Это четкое отражение гладкого стекла не на шутку рассердило его. Он не любил своего лица, чем-то напоминавшего ему вахтера, дьячка, солдата из разжалованных или волостного старшину. Только у выродков такая хилая сквозная борода, еле скрывающая подбородок… Виснут жидкие пучки усов. Монгол, азиат, кочевник, ничего европейского, кроме ворсистой венской шляпы кофейного цвета! Бескозырка бы пошла лучше к этой неотесанной голове калмыцкого божка или самоедского идола, нелепо прорезанной умными и гневными человеческими глазами. Лафатер бы сказал: взгляд мыслителя, но мускулы лица выражают досаду дельца, подавленного гнетом мелких невзгод. Виски вогнуты, щеки втянуты, лоб выпячен, нос расплылся, череп сплющен сверху и раздается в стороны – из таких широких и плоских черепов, верно, пил Чингисхан у пирамиды в миллион голов. Глаза горят и словно выпытывают тайну, а лицо беспомощно и жалобно виснет… Противно и жалко. У побывавших в острогах навсегда остается на лице какой-то неуловимый оттенок, как у горбунов или калек. Бледность, угрюмость, резкая морщина на лбу, подавленность взгляда, скрытность. На его лицо неизгладимо лег этот проклятый отпечаток – что-то каторжное оттиснулось на нем…
От пристального рассматривания эти очертания в глади стекла как-то сливались и смешивались. Негр уже еле просвечивал сквозь бледность этой угловатой маски, и только бензинный огонек шевелился каиновой печатью в самой середине бескровного лба, беззаконно захватывая загнутое поле и шелковую ленту его круглополого фетра. Он поторопился видоизменить свою безнадежную гримасу и, кое-как прикрыв ее условной благостью, продолжал путь по Корсо.
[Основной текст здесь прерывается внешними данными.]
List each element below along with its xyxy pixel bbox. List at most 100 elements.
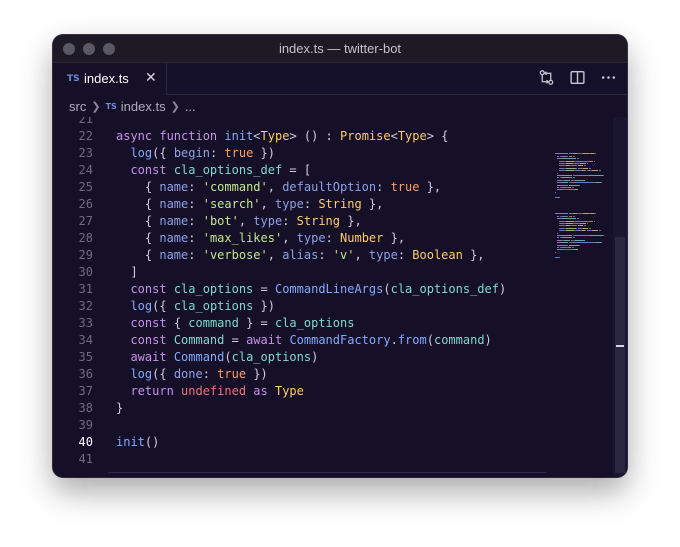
minimap-token: [555, 251, 556, 253]
minimap-token: [562, 218, 576, 220]
code-text: { name: 'search', type: String },: [116, 197, 384, 211]
minimap-token: [574, 235, 589, 236]
code-text: }: [116, 401, 124, 415]
code-text: return undefined as Type: [130, 384, 304, 398]
cursor-position-marker: [616, 345, 624, 347]
minimap-token: [591, 230, 599, 232]
code-line[interactable]: 41: [53, 451, 613, 468]
title-bar: index.ts — twitter-bot: [53, 35, 627, 63]
line-number: 41: [78, 452, 93, 466]
code-line[interactable]: 37 return undefined as Type: [53, 383, 613, 400]
tab-index-ts[interactable]: TS index.ts ✕: [53, 63, 167, 95]
code-line[interactable]: 26 { name: 'search', type: String },: [53, 196, 613, 213]
editor-actions: [538, 69, 617, 86]
code-line[interactable]: 25 { name: 'command', defaultOption: tru…: [53, 179, 613, 196]
minimap-token: [560, 213, 569, 215]
line-number: 37: [78, 384, 93, 398]
minimap-token: [562, 237, 573, 239]
code-line[interactable]: 23 log({ begin: true }): [53, 145, 613, 162]
code-line[interactable]: 31 const cla_options = CommandLineArgs(c…: [53, 281, 613, 298]
minimap-token: [565, 167, 576, 169]
compare-changes-icon[interactable]: [538, 69, 555, 86]
code-line[interactable]: 36 log({ done: true }): [53, 366, 613, 383]
code-line[interactable]: 22 async function init<Type> () : Promise…: [53, 128, 613, 145]
code-line[interactable]: 38}: [53, 400, 613, 417]
line-number: 38: [78, 401, 93, 415]
code-text: await Command(cla_options): [130, 350, 319, 364]
code-line[interactable]: 34 const Command = await CommandFactory.…: [53, 332, 613, 349]
code-line[interactable]: 35 await Command(cla_options): [53, 349, 613, 366]
line-number: 26: [78, 197, 93, 211]
split-editor-icon[interactable]: [569, 69, 586, 86]
breadcrumb-symbols[interactable]: ...: [185, 99, 196, 114]
close-icon[interactable]: ✕: [145, 70, 157, 86]
minimap-token: [602, 175, 604, 176]
minimap-token: [599, 170, 601, 172]
code-line[interactable]: 30 ]: [53, 264, 613, 281]
minimap-token: [562, 175, 573, 176]
typescript-file-icon: TS: [67, 74, 80, 84]
minimap-token: [556, 232, 558, 234]
code-text: const { command } = cla_options: [130, 316, 355, 330]
breadcrumb-folder[interactable]: src: [69, 99, 86, 114]
code-line[interactable]: 32 log({ cla_options }): [53, 298, 613, 315]
minimap-token: [569, 184, 580, 186]
code-text: const cla_options = CommandLineArgs(cla_…: [130, 282, 507, 296]
minimap-token: [599, 230, 601, 232]
minimap-token: [572, 247, 574, 248]
tab-label: index.ts: [84, 71, 129, 86]
minimap-token: [573, 215, 575, 217]
minimap-token: [593, 160, 596, 162]
code-text: const Command = await CommandFactory.fro…: [130, 333, 492, 347]
vertical-scrollbar[interactable]: [613, 117, 627, 477]
code-text: { name: 'max_likes', type: Number },: [116, 231, 406, 245]
line-number: 22: [78, 129, 93, 143]
chevron-right-icon: ❯: [91, 100, 101, 113]
minimap-token: [567, 247, 572, 248]
line-number: 29: [78, 248, 93, 262]
code-line[interactable]: 28 { name: 'max_likes', type: Number },: [53, 230, 613, 247]
current-line-highlight: [108, 472, 547, 477]
minimap-token: [573, 237, 575, 239]
code-editor[interactable]: 21 22 async function init<Type> () : Promi…: [53, 117, 627, 477]
minimap-token: [565, 223, 573, 224]
minimap[interactable]: [551, 117, 613, 477]
minimap-token: [589, 227, 591, 229]
minimap-token: [602, 235, 604, 236]
code-line[interactable]: 29 { name: 'verbose', alias: 'v', type: …: [53, 247, 613, 264]
code-line[interactable]: 27 { name: 'bot', type: String },: [53, 213, 613, 230]
minimap-token: [562, 182, 569, 184]
code-line[interactable]: 33 const { command } = cla_options: [53, 315, 613, 332]
minimap-token: [577, 165, 583, 167]
minimap-token: [576, 242, 590, 244]
editor-window: index.ts — twitter-bot TS index.ts ✕ src…: [53, 35, 627, 477]
code-text: { name: 'bot', type: String },: [116, 214, 362, 228]
more-actions-icon[interactable]: [600, 69, 617, 86]
minimap-token: [593, 220, 596, 222]
breadcrumb-file[interactable]: index.ts: [121, 99, 166, 114]
line-number: 36: [78, 367, 93, 381]
line-number: 27: [78, 214, 93, 228]
minimap-token: [591, 170, 599, 172]
line-number: 33: [78, 316, 93, 330]
minimap-token: [593, 213, 597, 215]
scrollbar-thumb[interactable]: [615, 237, 625, 473]
line-number: 40: [78, 435, 93, 449]
code-line[interactable]: 40 init(): [53, 434, 613, 451]
code-line[interactable]: 21: [53, 117, 613, 128]
minimap-token: [560, 153, 569, 155]
minimap-token: [567, 187, 572, 188]
minimap-token: [575, 160, 588, 162]
code-text: { name: 'command', defaultOption: true }…: [116, 180, 442, 194]
code-line[interactable]: 39: [53, 417, 613, 434]
minimap-token: [583, 225, 586, 227]
minimap-token: [574, 175, 589, 176]
minimap-token: [565, 170, 574, 172]
minimap-token: [565, 227, 576, 229]
minimap-token: [579, 244, 581, 246]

Он шел, подавленный происшествиями последних дней. После неслыханного выигрыша круто повернулось колесо: потеря за потерей, система нарушена, принцип утрачен, полный проигрыш. В отеле подают недельный счет – платить нечем, унизительные просьбы перед этим бритым толстяком с тремя подбородками – отсрочка на два дня, затем хладнокровное сообщение динстмана, что хозяин не приказал давать ни обеда, ни чаю, ни кофею. При этом намек на полицей-директора (Гоголь! Гоголь!). С трудом и унижением выпросил чай – и тот отвратительный, жидкий, простывший, стаканами, без чайника, без спиртовки. И вот три дня – питание одним отстоенным чаем. Слуги обнаглели, платья не чистят, на зов не идут, жирный мажордом не замечает – все преисполнены невыразимым немецким презрением, ибо нет здесь выше преступления, как быть без денег и в срок не заплатить. И как на беду никакого ответа – ни из Петербурга, ни из Парижа, ни из Бадена, ни из Женевы. Все забыли… Умирать голодной смертью, что ли, среди этих вилл, замков и парков?